SBC’s Hunt for the Calvinist Boogeymen

Boogeyman

Something is rotten in the state of Denmark Nashville.

Wait. Let’s start over.

Hamlet, Act 1, Scene 4, 87-91….and Action!

Horatio:
He waxes desperate with imagination.

Marcellus:
Let’s follow. ‘Tis not fit thus to obey him.

Horatio:
Have after. To what issue will this come?

Marcellus:
Something is rotten in the state of Denmark.

Horatio:
Heaven will direct it.

Marcellus:
Nay, let’s follow him. [Exeunt.]

Ok, it’s Shakespeare.

But the same lines could be used by current SBC members regarding the continuing hunt for the Calvinist boogeymen lurking, or trying to infiltrate, the SBC. There’s something wrong with the head of the fish – something’s rotten, it smells. I wonder why?

This morning brought news of an SBC church requesting membership in a regional SBC assembly within the state of Kentucky, but denied, and said membership was denied because of the fellowship’s adherence to Biblical truth. Calvinism.

hindenburgOh, the humanity.

There is a seemingly never-ending resolve of the SBC to detect and subsequently snuff out, or at the very least, expose, any church holding to the doctrines of grace.

Speaking of fish in Nashville, Frank Page, President of the Executive Committee of the SBC has his own theological confession in the form of an acronym which is quite interesting:

GRACE

  • G- Given through Christ
  • R -Rejected through rebellion
  • A-Accepted through faith
  • C-Christ died for all
  • E-Everlasting life/security of the believer

Note the conflict between ‘C’ and the ‘E’. Talk about rotting fish heads.

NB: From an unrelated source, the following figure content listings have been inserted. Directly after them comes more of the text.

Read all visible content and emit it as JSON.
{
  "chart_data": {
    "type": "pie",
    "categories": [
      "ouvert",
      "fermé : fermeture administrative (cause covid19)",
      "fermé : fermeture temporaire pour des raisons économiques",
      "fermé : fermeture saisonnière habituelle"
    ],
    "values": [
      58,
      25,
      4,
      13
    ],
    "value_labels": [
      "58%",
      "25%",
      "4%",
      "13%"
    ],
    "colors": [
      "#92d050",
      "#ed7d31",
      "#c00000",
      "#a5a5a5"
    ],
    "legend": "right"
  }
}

That acronym can be found in this article from Western Recorder (see page 3).

What can also be found in that link is the following statement:

Page claims he is neither Calvinist nor Arminian but has said there needs to be honest dialogue between the camps.

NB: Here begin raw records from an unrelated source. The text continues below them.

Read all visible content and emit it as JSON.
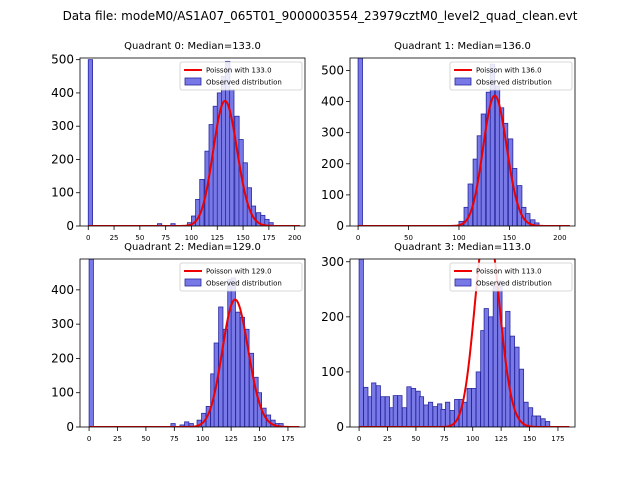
{
  "figure_title": "Data file: modeM0/AS1A07_065T01_9000003554_23979cztM0_level2_quad_clean.evt",
  "colors": {
    "bar_fill": "#7878e6",
    "bar_edge": "#2828a0",
    "poisson": "#ee0000",
    "axis": "#000000"
  },
  "chart_data": [
    {
      "type": "bar",
      "title": "Quadrant 0: Median=133.0",
      "xlim": [
        -8,
        210
      ],
      "ylim": [
        0,
        505
      ],
      "xticks": [
        0,
        25,
        50,
        75,
        100,
        125,
        150,
        175,
        200
      ],
      "yticks": [
        0,
        100,
        200,
        300,
        400,
        500
      ],
      "bin_width": 4.2,
      "legend": {
        "line": "Poisson with 133.0",
        "bars": "Observed distribution"
      },
      "bars": [
        [
          0,
          500
        ],
        [
          67,
          7
        ],
        [
          80,
          7
        ],
        [
          96,
          10
        ],
        [
          100,
          30
        ],
        [
          104,
          80
        ],
        [
          108,
          140
        ],
        [
          113,
          225
        ],
        [
          117,
          305
        ],
        [
          121,
          360
        ],
        [
          125,
          400
        ],
        [
          129,
          450
        ],
        [
          133,
          495
        ],
        [
          137,
          410
        ],
        [
          142,
          330
        ],
        [
          146,
          260
        ],
        [
          150,
          190
        ],
        [
          154,
          115
        ],
        [
          158,
          60
        ],
        [
          163,
          40
        ],
        [
          167,
          32
        ],
        [
          171,
          20
        ],
        [
          175,
          10
        ]
      ],
      "poisson": {
        "mu": 133.0,
        "scale": 2.62
      }
    },
    {
      "type": "bar",
      "title": "Quadrant 1: Median=136.0",
      "xlim": [
        -8,
        215
      ],
      "ylim": [
        0,
        540
      ],
      "xticks": [
        0,
        50,
        100,
        150,
        200
      ],
      "yticks": [
        0,
        100,
        200,
        300,
        400,
        500
      ],
      "bin_width": 4.4,
      "legend": {
        "line": "Poisson with 136.0",
        "bars": "Observed distribution"
      },
      "bars": [
        [
          0,
          540
        ],
        [
          100,
          15
        ],
        [
          105,
          60
        ],
        [
          109,
          135
        ],
        [
          114,
          215
        ],
        [
          118,
          290
        ],
        [
          122,
          360
        ],
        [
          127,
          430
        ],
        [
          131,
          520
        ],
        [
          136,
          450
        ],
        [
          140,
          380
        ],
        [
          144,
          330
        ],
        [
          149,
          280
        ],
        [
          153,
          185
        ],
        [
          158,
          130
        ],
        [
          162,
          60
        ],
        [
          166,
          40
        ],
        [
          171,
          20
        ],
        [
          175,
          10
        ]
      ],
      "poisson": {
        "mu": 136.0,
        "scale": 2.95
      }
    },
    {
      "type": "bar",
      "title": "Quadrant 2: Median=129.0",
      "xlim": [
        -8,
        190
      ],
      "ylim": [
        0,
        490
      ],
      "xticks": [
        0,
        25,
        50,
        75,
        100,
        125,
        150,
        175
      ],
      "yticks": [
        0,
        100,
        200,
        300,
        400
      ],
      "bin_width": 3.8,
      "legend": {
        "line": "Poisson with 129.0",
        "bars": "Observed distribution"
      },
      "bars": [
        [
          0,
          490
        ],
        [
          72,
          10
        ],
        [
          80,
          6
        ],
        [
          84,
          15
        ],
        [
          88,
          10
        ],
        [
          95,
          20
        ],
        [
          99,
          40
        ],
        [
          103,
          60
        ],
        [
          107,
          155
        ],
        [
          110,
          245
        ],
        [
          114,
          350
        ],
        [
          118,
          285
        ],
        [
          122,
          430
        ],
        [
          125,
          435
        ],
        [
          129,
          335
        ],
        [
          133,
          320
        ],
        [
          137,
          285
        ],
        [
          141,
          215
        ],
        [
          145,
          145
        ],
        [
          148,
          100
        ],
        [
          152,
          55
        ],
        [
          156,
          35
        ],
        [
          160,
          20
        ],
        [
          164,
          10
        ],
        [
          167,
          10
        ]
      ],
      "poisson": {
        "mu": 129.0,
        "scale": 2.55
      }
    },
    {
      "type": "bar",
      "title": "Quadrant 3: Median=113.0",
      "xlim": [
        -8,
        190
      ],
      "ylim": [
        0,
        305
      ],
      "xticks": [
        0,
        25,
        50,
        75,
        100,
        125,
        150,
        175
      ],
      "yticks": [
        0,
        100,
        200,
        300
      ],
      "bin_width": 3.8,
      "legend": {
        "line": "Poisson with 113.0",
        "bars": "Observed distribution"
      },
      "bars": [
        [
          0,
          305
        ],
        [
          4,
          72
        ],
        [
          8,
          55
        ],
        [
          11,
          80
        ],
        [
          15,
          75
        ],
        [
          19,
          55
        ],
        [
          23,
          55
        ],
        [
          27,
          35
        ],
        [
          30,
          57
        ],
        [
          34,
          57
        ],
        [
          38,
          35
        ],
        [
          42,
          73
        ],
        [
          46,
          70
        ],
        [
          50,
          65
        ],
        [
          53,
          55
        ],
        [
          57,
          40
        ],
        [
          61,
          45
        ],
        [
          65,
          37
        ],
        [
          69,
          42
        ],
        [
          72,
          32
        ],
        [
          76,
          45
        ],
        [
          80,
          30
        ],
        [
          84,
          50
        ],
        [
          88,
          50
        ],
        [
          91,
          45
        ],
        [
          95,
          70
        ],
        [
          99,
          70
        ],
        [
          103,
          100
        ],
        [
          107,
          175
        ],
        [
          110,
          215
        ],
        [
          114,
          200
        ],
        [
          118,
          255
        ],
        [
          122,
          265
        ],
        [
          126,
          180
        ],
        [
          129,
          210
        ],
        [
          133,
          165
        ],
        [
          137,
          145
        ],
        [
          141,
          105
        ],
        [
          145,
          45
        ],
        [
          149,
          35
        ],
        [
          152,
          20
        ],
        [
          156,
          20
        ],
        [
          160,
          15
        ],
        [
          164,
          10
        ]
      ],
      "poisson": {
        "mu": 113.0,
        "scale": 2.4
      }
    }
  ]
}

So, apparently, according to Frank Page, the best way for Calvinist and Non-Calvinist to get along is, well, to be neither. That’s the solution for the theological divide in the SBC? Compromise truth? C’mon.

In a recentinterview with SBC Today, Page responds to the question – What do you think are the greatest challenges facing the SBC?

He answers:

I think the challenges confronting the SBC today are different than they have been in decades past.  I think one of the issues which is a tremendous challenge for us is the theological divide of Calvinism and non-Calvinism.  Everyone is aware of this, but few want to talk about this in public.  The reason is obvious.  It is deeply divisive in many situations and is disconcerting in others.  At some point we are going to see the challenges which are ensuing from this divide become even more problematic for us.  I regularly receive communications from churches who are struggling over this issue. …

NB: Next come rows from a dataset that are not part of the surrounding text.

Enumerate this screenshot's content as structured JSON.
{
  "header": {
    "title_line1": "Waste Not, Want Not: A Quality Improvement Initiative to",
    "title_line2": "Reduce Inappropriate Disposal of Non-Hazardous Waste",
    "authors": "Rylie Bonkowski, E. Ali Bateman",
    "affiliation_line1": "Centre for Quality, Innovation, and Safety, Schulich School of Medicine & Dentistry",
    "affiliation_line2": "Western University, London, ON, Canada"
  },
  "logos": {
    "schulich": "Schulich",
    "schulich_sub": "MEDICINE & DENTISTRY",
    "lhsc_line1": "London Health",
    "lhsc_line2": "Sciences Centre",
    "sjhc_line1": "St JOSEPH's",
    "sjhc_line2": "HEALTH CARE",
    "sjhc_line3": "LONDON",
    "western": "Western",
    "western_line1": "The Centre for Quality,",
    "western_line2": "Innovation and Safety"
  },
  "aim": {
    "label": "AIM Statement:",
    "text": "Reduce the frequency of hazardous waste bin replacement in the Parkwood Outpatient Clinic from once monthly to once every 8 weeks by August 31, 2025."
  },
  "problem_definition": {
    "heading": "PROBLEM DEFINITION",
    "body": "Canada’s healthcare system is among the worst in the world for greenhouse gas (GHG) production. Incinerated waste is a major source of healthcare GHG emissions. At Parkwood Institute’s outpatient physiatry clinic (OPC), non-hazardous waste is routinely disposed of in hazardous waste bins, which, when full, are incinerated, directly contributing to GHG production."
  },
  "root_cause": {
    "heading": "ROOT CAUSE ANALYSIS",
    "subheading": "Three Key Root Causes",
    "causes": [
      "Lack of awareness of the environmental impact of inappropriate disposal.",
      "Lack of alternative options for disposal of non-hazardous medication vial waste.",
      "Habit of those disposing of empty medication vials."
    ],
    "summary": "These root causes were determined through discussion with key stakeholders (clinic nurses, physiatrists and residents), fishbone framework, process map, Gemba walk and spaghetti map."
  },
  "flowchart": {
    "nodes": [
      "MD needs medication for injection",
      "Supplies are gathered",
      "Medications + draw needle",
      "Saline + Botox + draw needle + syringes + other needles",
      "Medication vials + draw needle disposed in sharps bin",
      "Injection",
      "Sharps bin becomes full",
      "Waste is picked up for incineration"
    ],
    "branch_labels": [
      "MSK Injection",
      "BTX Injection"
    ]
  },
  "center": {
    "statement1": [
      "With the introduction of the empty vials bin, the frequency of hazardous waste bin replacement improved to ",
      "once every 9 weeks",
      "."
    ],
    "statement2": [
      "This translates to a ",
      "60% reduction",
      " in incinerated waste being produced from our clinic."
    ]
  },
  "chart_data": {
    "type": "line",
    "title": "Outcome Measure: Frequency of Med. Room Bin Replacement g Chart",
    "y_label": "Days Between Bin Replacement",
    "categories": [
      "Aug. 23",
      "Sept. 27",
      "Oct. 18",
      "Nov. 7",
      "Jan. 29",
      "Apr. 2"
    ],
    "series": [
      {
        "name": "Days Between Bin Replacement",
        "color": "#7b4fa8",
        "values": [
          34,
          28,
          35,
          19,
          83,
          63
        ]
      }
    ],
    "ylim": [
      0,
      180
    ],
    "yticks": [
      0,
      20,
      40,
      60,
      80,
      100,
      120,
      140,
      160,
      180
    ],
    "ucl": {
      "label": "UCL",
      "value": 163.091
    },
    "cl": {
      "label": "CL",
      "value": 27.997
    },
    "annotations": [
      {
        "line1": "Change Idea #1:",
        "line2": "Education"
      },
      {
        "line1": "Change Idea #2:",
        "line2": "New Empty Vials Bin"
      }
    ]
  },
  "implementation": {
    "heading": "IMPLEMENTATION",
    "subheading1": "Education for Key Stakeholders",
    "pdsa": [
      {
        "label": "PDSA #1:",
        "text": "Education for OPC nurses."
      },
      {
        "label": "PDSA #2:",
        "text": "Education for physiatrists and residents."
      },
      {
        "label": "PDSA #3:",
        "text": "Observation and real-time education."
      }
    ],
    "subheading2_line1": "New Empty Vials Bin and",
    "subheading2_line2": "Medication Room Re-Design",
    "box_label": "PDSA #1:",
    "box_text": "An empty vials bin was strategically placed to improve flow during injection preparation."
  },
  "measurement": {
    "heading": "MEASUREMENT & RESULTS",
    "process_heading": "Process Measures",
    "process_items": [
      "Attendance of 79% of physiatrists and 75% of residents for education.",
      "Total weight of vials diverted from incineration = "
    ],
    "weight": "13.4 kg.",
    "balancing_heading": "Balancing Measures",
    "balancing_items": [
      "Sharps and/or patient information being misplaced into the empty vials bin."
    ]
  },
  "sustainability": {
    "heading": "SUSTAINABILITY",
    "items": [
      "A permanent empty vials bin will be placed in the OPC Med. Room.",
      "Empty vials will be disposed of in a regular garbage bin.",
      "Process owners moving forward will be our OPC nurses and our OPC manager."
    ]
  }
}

Theological divide. That means a divide in theology. A difference of theology. It’s not a ‘getting along’ issue, it’s a theological issue. We get it.

However, Dr. Page, in a response to this very quote,  has denied that theology is the issue:

The theology of Calvinism isn’t the problem…the problem is that those who disagree can’t get along.

But, as we say here in the South, that dog won’t hunt. If, Dr. Page, as you say, it is a theological issue, and you did, then the matter is, indeed, theological, a matter of theology, not merely  the ability to ‘get along’ or have some pansy, politically correct ‘dialogue’.

Truth is to be proclaimed. Dialogue is for emergent heretics.

Here’s an acronym for you Dr. Page: ASKEW

  • A-lways
  • S-eeking to
  • K-now more
  • E-cumenical
  • W-ays to ‘get along’ at the expense of Truth

TRUTH–which is Calvinism.

On this one , I’m with Marcellus. Until Dr. Page gets truth right, pray for him, love him, and respect his position, but in regards to Biblical Truth – ‘Tis not fit thus to obey him.’

The SBC, currently, to use Shakespeare’s words, is “an unweeded garden” of “things rank and gross in nature” (Act 1, scene 2). And that rotten smell in Nashville? It’s not people, it’s erroneous doctrine.

What is needed in Nashville, and in every SBC church is a humble, yet tenacious belief in sound, biblical, historical Baptist, Calvinistic doctrine – all 5 points.